Well, up to a point.
Stephen King praised The House Next Door in his early 1980's non-fiction book on horror, Danse Macabre. And it is excellent. Siddons has not, so far as I can tell, ever ventured again into the realm of horror. Pity. Just in terms of the horror elements, she's very good here, avoiding pitfalls that plague many a gifted, committed horror writer.
And as King observed, this is a horror story involving reputation -- the house strikes again and again at the social standing of its inhabitants and their friends. It's a monster devoted to embarrassment, at least initially. But it gets hungrier and more dangerous as the narrative progresses.
Siddons creates a fascinating world of privilege and gossip and extremely reluctant 'heroes.' Just the act of trying to save people from the house brings down embarrassment, loss of social standing, and loss of work on the heads of the Kennedys. In trying to defeat the house, they feed it. And where does the colossal enmity and growing danger of the house come from?

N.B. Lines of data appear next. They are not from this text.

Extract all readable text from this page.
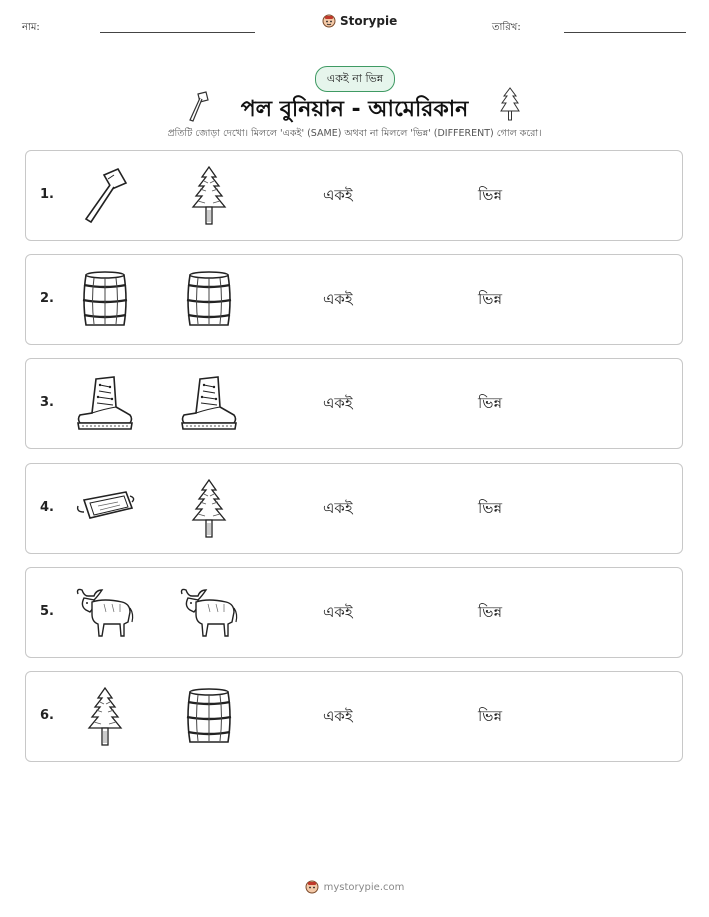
নাম:	Storypie	তারিখ:
একই না ভিন্ন
পল বুনিয়ান - আমেরিকান
প্রতিটি জোড়া দেখো। মিললে 'একই' (SAME) অথবা না মিললে 'ভিন্ন' (DIFFERENT) গোল করো।
1.	একই	ভিন্ন
2.	একই	ভিন্ন
3.	একই	ভিন্ন
4.	একই	ভিন্ন
5.	একই	ভিন্ন
6.	একই	ভিন্ন
mystorypie.com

Well, Siddons will answer that last question, sort of, by the end of the novel, in a manner that satisfies while also preserving the mystery of Evil in the world of The House Next Door. This is a deeply satisfying horror novel with finely observed sections of social commentary and satire. Really, a remarkable work, and one of the four or five finest 'Haunted House' novels I've ever had the pleasure to read. Highly recommended.